Cette proposition pourrait convenir à Moscou, qui refuse que Kiev intègre cette alliance militaire. Selon Vladimir Poutine, la volonté de l’Otan de s’étendre jusqu’aux frontières de la Russie fait partie de ce qu’il appelle les « causes profondes » de la guerre. Après la fin de la guerre froide, les pays occidentaux, États-Unis en tête, s’étaient engagés à ce que l’Otan ne pousse pas son périmètre au contact du territoire russe. Promesse brisée par l’adhésion des pays Baltes (Lituanie, Lettonie et Estonie) en 2004, les deux derniers partageant une frontière avec la Russie.

Depuis 2019, l’adhésion de l’Ukraine à l’Union européenne et à l’Otan est inscrite comme des caps stratégiques dans le préambule de la Constitution. Deux ans plus tard, lors d’un sommet à Bruxelles, les dirigeants de l’Alliance confirmaient leur volonté d’accueillir l’Ukraine.

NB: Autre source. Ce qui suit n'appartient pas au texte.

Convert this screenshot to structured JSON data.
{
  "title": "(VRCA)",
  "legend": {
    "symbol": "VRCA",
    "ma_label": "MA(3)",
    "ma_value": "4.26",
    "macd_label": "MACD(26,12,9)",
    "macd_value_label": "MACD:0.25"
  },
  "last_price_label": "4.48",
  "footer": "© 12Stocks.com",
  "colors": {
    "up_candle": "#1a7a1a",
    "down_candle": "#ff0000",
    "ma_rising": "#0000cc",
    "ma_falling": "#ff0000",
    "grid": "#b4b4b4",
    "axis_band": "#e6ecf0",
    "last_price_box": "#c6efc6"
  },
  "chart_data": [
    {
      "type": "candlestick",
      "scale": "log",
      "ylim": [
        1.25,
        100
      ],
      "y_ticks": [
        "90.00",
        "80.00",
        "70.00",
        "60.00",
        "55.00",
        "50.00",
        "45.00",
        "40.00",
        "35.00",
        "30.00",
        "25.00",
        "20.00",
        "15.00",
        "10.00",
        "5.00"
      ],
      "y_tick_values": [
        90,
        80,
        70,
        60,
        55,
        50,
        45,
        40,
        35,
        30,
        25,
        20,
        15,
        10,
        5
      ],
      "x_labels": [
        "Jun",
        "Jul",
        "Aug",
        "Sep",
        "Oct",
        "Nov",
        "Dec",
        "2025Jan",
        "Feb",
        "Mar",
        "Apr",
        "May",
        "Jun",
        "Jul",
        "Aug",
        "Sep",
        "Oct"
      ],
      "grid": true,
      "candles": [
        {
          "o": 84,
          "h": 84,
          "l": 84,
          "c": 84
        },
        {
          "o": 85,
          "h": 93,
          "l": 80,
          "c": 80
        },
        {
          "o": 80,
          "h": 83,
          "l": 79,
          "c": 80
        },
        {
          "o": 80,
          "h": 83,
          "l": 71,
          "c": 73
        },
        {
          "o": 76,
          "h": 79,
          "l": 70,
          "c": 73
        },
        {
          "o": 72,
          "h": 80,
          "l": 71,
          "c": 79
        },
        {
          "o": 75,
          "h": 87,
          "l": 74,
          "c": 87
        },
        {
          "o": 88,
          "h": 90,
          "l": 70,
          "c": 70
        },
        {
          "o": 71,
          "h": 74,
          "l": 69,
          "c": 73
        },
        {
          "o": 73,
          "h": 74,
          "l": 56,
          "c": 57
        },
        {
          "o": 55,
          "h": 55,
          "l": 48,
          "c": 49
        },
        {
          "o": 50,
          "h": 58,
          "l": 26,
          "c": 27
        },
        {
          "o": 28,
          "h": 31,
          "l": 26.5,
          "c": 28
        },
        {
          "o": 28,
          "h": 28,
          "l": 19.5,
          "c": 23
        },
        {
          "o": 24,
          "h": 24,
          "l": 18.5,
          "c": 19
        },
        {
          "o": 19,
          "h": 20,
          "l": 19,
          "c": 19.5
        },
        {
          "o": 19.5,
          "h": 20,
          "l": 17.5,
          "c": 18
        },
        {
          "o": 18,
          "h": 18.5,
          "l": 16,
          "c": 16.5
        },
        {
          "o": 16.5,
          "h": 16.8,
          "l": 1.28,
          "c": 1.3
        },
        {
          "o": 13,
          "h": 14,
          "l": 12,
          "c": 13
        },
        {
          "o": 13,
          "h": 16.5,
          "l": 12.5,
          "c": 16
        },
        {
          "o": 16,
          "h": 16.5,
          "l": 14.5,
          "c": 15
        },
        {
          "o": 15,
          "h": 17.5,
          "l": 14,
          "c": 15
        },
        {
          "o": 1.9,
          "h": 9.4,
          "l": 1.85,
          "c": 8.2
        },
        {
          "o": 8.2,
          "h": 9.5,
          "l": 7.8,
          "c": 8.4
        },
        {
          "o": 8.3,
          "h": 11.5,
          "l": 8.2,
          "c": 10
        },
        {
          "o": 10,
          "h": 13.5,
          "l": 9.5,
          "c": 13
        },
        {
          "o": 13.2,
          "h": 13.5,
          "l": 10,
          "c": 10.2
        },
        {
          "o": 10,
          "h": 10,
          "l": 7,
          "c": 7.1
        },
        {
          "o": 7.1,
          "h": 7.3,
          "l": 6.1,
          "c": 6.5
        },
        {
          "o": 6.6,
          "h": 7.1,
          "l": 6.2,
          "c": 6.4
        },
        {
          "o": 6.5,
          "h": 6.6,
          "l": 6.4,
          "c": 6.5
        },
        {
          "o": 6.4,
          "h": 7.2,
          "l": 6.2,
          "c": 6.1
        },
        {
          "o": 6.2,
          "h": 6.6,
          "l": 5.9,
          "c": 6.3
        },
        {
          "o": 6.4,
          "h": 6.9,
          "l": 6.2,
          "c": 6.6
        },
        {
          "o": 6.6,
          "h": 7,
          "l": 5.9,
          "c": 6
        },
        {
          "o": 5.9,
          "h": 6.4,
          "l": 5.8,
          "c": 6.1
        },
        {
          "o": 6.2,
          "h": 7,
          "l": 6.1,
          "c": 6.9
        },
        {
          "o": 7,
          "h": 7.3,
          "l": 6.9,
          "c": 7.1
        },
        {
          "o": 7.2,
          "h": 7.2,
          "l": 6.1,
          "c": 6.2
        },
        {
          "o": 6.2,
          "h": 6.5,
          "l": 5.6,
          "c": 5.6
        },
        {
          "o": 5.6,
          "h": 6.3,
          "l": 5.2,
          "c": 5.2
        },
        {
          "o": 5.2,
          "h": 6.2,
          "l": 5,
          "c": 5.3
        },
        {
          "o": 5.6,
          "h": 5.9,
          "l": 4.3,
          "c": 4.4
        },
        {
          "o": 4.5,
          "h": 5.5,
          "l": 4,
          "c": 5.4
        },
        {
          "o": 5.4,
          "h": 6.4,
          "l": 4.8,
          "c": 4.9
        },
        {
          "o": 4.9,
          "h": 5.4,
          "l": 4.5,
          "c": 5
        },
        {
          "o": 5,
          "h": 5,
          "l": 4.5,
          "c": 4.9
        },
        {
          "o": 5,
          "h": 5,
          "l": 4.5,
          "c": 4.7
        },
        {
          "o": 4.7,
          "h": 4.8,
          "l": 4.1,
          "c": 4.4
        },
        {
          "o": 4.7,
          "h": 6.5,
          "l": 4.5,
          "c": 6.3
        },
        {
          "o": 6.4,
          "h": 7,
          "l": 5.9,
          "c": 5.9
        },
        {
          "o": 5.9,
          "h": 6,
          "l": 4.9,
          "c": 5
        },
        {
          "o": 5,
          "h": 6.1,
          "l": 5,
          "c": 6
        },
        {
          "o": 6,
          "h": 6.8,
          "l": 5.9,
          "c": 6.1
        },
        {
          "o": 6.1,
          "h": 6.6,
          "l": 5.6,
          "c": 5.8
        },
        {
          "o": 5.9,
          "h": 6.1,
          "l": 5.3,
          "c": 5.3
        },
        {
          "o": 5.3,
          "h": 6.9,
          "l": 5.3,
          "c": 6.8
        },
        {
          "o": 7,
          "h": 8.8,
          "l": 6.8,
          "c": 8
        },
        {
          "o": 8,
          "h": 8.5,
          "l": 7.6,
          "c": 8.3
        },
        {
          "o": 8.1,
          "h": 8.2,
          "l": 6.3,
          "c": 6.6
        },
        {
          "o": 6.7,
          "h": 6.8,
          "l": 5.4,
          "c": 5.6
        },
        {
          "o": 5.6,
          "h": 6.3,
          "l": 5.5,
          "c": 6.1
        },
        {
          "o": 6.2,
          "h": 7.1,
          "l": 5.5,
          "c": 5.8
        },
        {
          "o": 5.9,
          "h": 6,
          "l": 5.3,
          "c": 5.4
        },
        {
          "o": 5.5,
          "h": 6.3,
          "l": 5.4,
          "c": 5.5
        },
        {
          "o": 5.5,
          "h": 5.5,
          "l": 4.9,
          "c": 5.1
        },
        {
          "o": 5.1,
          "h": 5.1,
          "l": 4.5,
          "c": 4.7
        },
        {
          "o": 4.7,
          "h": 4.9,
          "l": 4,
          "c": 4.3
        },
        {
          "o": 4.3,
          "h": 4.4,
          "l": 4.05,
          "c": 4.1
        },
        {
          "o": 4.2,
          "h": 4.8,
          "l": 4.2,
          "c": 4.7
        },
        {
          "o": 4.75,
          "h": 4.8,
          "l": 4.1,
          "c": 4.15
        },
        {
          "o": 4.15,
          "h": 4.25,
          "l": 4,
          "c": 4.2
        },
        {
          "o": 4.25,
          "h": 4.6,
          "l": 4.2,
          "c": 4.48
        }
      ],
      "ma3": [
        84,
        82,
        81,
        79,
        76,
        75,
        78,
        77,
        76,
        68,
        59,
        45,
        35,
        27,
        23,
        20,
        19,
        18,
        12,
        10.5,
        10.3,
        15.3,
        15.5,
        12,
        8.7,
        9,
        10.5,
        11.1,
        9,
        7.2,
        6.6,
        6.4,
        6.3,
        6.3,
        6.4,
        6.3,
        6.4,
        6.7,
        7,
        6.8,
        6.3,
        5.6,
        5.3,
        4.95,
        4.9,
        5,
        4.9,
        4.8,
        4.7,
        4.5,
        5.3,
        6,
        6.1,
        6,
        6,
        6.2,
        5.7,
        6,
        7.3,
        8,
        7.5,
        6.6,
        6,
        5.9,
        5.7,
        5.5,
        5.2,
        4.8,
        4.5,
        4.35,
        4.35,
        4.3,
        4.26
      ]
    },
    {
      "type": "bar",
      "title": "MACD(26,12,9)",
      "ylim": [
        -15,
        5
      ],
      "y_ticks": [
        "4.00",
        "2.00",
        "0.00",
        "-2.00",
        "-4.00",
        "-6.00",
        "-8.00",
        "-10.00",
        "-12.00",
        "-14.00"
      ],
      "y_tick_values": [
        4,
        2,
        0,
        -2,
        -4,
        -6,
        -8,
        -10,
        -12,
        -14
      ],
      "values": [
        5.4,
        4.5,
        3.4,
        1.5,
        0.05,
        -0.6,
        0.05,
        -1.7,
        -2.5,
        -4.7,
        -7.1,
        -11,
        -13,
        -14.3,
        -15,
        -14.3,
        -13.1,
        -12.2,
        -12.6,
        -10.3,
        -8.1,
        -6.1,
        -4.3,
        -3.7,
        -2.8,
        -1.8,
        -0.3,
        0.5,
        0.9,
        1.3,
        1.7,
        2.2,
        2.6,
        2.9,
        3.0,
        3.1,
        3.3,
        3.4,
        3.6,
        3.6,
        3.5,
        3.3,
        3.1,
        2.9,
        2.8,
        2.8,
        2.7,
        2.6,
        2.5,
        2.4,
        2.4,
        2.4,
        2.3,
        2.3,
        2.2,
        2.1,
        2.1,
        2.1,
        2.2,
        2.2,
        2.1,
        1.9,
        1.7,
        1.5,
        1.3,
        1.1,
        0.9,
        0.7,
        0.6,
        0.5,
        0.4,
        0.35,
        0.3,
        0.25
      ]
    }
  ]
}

L’engagement à offrir une « protection de type article 5 (…) change la donne », selon Steve Witkoff. Elle pourrait permettre à Volodymyr Zelensky d’accepter les pertes actuelles de territoires en se prémunissant d’éventuelles amputations futures, grâce au patronage occidental. Mais cela peut aussi relever du jeu de dupes. Dans l’hypothèse d’une nouvelle agression russe, quel pays de l’Otan peut-il réellement s’engager à se considérer comme étant en guerre avec la puissance nucléaire qu’est la Russie ?

Si cet accord devait être conclu sur ces bases, il nécessiterait un référendum, rendu obligatoire par la Constitution ukrainienne en cas de cession de territoires. Selon un récent sondage, près de 80 % des habitants du pays y sont opposés, indication d’un possible retour à la case départ des « négociations ».